Best Urban Forests: I was happy to read that the second and third places finishers in a survey conducted for this book–”healthiest forest ecosystem in New York City”–were my present and past home-forests, in Van Cortlandt and Inwood Hill Parks. The first was noted for its faunal variety, including critters I’ve witnessed there on occasion: wild turkeys, coyotes, red foxes and deer. Inwood Hill Park, write Mittelbach and Crewdson, bears “100-foot-tall tulip trees [that] remind foresters of southern Appalachian forests.” I was also happy to note that the blue ribbon winner of this “contest,” the 2,500-acre Staten Island Greenbelt, is still on my New York City bucket list.
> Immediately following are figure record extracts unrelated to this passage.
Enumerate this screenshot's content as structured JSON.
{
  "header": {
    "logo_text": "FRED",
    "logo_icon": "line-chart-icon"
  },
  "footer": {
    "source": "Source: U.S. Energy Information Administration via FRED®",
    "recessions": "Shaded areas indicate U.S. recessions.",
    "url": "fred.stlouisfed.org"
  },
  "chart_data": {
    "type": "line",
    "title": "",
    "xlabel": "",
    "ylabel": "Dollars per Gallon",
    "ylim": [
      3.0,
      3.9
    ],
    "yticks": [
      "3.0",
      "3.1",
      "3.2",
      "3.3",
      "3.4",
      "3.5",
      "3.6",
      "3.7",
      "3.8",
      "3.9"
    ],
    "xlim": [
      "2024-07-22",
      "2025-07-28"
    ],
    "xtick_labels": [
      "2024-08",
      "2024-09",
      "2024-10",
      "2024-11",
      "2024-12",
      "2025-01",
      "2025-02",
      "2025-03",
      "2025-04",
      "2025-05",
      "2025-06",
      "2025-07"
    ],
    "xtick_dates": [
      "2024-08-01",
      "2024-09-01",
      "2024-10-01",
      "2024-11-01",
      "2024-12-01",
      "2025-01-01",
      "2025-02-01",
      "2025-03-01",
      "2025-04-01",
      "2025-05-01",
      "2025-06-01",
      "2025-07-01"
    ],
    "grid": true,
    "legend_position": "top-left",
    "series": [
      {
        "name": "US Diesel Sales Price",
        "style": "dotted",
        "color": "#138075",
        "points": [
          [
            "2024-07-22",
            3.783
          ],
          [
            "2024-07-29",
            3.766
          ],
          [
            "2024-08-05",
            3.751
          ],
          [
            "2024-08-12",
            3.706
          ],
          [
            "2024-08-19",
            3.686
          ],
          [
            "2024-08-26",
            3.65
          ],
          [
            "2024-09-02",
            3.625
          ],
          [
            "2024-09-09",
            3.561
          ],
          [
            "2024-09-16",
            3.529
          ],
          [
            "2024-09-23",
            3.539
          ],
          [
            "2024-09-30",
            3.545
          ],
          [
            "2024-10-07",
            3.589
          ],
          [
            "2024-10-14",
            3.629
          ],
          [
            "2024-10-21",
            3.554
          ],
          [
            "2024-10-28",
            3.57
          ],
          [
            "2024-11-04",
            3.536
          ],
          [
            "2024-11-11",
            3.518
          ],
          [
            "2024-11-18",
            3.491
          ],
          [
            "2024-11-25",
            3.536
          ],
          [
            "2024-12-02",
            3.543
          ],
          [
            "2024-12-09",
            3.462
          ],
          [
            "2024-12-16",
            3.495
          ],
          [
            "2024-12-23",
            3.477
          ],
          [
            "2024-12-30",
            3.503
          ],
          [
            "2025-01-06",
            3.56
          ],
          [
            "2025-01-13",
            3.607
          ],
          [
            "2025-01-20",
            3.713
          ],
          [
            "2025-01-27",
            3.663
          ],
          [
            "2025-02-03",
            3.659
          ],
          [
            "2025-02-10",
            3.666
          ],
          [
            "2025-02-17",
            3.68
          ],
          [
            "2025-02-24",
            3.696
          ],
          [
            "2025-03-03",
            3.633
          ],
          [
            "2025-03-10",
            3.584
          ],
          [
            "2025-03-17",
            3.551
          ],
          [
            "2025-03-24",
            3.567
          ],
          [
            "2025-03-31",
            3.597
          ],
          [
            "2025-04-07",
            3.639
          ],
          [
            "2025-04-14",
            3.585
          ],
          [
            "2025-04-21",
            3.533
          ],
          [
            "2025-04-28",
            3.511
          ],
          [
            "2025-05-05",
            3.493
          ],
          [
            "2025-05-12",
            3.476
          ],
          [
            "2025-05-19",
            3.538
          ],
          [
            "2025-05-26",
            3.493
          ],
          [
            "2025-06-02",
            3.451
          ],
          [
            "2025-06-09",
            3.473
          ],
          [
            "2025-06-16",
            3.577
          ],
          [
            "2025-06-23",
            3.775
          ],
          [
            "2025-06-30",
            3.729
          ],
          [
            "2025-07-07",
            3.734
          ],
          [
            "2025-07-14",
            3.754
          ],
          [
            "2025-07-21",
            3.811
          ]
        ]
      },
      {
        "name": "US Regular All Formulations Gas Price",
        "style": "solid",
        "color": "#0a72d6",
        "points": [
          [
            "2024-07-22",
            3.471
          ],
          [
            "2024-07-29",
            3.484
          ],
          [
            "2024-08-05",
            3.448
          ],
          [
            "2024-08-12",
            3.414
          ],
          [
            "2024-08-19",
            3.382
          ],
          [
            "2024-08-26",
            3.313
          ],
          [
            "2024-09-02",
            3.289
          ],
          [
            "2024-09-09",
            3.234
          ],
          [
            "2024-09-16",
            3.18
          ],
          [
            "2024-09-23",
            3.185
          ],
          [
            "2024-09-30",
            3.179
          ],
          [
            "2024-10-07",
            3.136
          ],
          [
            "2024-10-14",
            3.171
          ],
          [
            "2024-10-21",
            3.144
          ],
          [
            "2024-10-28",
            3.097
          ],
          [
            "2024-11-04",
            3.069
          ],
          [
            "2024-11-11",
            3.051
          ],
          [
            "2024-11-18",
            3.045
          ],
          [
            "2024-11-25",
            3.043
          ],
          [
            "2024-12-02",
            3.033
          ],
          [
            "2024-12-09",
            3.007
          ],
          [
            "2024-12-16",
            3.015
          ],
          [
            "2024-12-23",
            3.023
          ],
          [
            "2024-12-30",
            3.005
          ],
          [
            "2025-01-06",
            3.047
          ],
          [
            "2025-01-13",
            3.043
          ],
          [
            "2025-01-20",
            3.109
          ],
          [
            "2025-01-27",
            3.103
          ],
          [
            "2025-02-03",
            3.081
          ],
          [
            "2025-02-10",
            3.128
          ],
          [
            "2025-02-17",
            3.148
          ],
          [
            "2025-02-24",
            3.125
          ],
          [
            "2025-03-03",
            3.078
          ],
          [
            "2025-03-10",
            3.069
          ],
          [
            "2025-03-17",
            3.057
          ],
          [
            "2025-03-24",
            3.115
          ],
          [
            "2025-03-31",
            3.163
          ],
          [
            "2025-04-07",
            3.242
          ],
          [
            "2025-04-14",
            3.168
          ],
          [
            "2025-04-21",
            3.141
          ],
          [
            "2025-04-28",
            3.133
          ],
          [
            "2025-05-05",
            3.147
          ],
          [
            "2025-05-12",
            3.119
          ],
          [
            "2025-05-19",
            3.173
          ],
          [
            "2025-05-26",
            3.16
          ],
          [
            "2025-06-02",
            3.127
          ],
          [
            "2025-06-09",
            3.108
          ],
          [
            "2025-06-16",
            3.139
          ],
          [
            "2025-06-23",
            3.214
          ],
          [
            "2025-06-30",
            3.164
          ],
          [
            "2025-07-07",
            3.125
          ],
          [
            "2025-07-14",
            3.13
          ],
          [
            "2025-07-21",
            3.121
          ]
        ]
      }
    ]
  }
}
Humans, in Nature: My readings of late have conspired to remind me that we the people live in this wild world, and that we affect it in positive (though clearly not uniformly “good”) ways. There is no such thing as “hands off”–we exist, and so, we impact. Many of New York City’s wild creatures depend on humans or human creations–for food or shelter, comfort or defense. This book gave several examples: abandoned piers in the East River have become havens for eelgrass and seahorses; migratory birds happily visit artificial ponds in city parks; JFK airport is a frequent winter home for snowy owls, because its flat treeless terrain reminds them of the arctic while providing plenty of rats and other critters to eat. Peregrine falcons nest in bridges, churches, and even apartment buildings across the city, and pigeons subsist by and large by eating what people leave behind. And then, last but never least, there is the…
Cockroach: One cannot profess to love the New York wild without reckoning with these creatures. My family knows them well, from the smaller and more common German cockroaches to the buxom, three-inch-long American variety. Cockroaches can fly. Did you know this? We didn’t, either, until one lofted off a clothing rack and landed on my husband, in bed. This book states that these creatures most likely migrated here on the ships of European settlers, and that they aren’t found in the wild: they need our cities, our crumbs, our buildings, our warmth and human humidity. Write Mittelbach and Crewdson: “Entomologists say that if people suddenly abandoned the Big Apple and turned off the heat as they left, cockroaches would probably die off. However, these adaptable little pests are such tough survivors that no one is willing to bet that they wouldn’t make it here on their own.”
My recommendation for this book is absolute–if you’re a New Yorker or are planning a visit, it’s a must; if not, enjoy it as a clear and thorough narrative of how place and human experience, however seemingly concrete and anthropogenic, are ultimately, intimately and forever shaped by the more-than-human.